Thankfully, alternatives exist and a series of events over the next few weeks aims to promote the blacksmith's craft. The first of these, an exhibition of forged ironwork by members of the British Artist Blacksmiths Association (BABA ) opened last week at the Fire and Iron gallery in Leatherhead, Surrey.
Alan Dawson, the secretary of BABA, says: 'We could be at the start of a new Iron Age, because in a sense, both the general public and blacksmiths have had their blinkers removed.' power tools have liberated smiths from all that labouring over a hot anvil, and they can now bend, split, twist and spot-weld the metal with relative ease. 'In short,' says Dawson, 'these artists now have a material which allows them to express themselves.'
About 250 pieces have been produced for the show, ranging from bookends to a spiral staircase. Reserve prices start at £ 90 and climb well into four figures. Most of the money raised will go to individual makers, 'but a percentage of every sale will be retained by the Association for the promotion of good ironwork,' says Dawson.
His own contributions consist of an eight-foot gate, and a standard lamp toped with a mouth-blown glass shade.
'My style results from just allowing steel to bend and flow into shape when it's hot. It's a bit like drawing with metal in space,' he says.

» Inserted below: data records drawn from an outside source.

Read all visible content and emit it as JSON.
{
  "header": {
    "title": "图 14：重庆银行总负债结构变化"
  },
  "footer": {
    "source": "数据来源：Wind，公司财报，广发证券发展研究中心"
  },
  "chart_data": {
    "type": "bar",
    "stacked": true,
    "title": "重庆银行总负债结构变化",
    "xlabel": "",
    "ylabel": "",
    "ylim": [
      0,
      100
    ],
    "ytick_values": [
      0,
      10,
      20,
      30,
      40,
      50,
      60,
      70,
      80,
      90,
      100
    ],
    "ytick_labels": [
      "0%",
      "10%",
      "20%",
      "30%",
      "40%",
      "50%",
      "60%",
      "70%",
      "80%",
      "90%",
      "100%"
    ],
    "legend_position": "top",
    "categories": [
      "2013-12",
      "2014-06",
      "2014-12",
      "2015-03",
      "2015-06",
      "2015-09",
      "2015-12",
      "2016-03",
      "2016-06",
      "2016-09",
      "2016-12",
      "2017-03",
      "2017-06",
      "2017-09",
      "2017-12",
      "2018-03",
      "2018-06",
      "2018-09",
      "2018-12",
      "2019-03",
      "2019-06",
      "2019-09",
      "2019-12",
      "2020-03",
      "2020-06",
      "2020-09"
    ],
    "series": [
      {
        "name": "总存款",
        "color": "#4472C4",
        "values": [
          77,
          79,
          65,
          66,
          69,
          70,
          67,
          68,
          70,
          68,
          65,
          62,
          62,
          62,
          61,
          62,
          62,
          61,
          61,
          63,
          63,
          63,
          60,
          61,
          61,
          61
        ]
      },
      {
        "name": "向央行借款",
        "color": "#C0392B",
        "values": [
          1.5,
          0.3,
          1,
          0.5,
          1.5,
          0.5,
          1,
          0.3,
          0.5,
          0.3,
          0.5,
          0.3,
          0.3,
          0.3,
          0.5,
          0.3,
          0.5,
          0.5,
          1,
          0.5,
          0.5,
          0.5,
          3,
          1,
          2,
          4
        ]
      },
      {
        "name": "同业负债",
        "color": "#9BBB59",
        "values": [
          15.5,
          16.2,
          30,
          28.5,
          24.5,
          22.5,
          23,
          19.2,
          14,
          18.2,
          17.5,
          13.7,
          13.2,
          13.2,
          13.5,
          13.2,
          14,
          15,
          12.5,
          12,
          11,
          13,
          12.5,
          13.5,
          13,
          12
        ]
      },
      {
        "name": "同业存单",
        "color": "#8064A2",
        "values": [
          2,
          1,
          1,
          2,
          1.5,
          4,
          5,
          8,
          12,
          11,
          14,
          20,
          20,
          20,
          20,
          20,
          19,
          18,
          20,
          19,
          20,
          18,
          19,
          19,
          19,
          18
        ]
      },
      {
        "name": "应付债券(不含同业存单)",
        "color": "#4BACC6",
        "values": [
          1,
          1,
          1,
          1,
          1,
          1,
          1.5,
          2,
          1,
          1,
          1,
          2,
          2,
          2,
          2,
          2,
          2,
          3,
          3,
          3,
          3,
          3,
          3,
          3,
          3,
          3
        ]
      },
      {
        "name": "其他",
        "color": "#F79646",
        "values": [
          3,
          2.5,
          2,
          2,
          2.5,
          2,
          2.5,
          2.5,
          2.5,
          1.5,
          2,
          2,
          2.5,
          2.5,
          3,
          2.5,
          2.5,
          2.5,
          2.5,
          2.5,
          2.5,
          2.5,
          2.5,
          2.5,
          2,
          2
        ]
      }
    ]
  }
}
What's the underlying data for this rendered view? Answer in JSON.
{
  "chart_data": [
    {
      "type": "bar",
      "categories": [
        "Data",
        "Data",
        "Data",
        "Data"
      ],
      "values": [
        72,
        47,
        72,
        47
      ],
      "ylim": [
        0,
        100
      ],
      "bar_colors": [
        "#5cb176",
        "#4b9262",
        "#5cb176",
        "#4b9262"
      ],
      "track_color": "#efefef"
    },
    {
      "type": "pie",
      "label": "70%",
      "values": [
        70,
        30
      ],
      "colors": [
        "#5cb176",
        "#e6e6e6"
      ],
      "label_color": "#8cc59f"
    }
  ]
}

Many of the artists admit to being fascinated by iron. unlike most metals, which are relatively malleable when cold, iron and steel are a tougher, more demanding medium. Susan May, a jeweller by training, says, 'It's quite magical because it's incredibly soft when it's hot, but as soon as it cools down, it becomes really rigid and immovable again.'
Ann Catrin Evans' mild steel door-knockers and handles seem to have been inspired by those bleak castles that are a stock feature of horror films. One of her designs is shaped like a ball and chain, another like a Celtic cross. 'I love the fact that steel is cold and hard,' she says. 'And the way it feels as tough it's there forever.'
No other base metal can have given man as much visual pleasure or greater feeling of security. The chances of iron being used decoratively for the next thousand years are good, to say the least - as long as we don't have to look at any more rusty candlesticks, that is.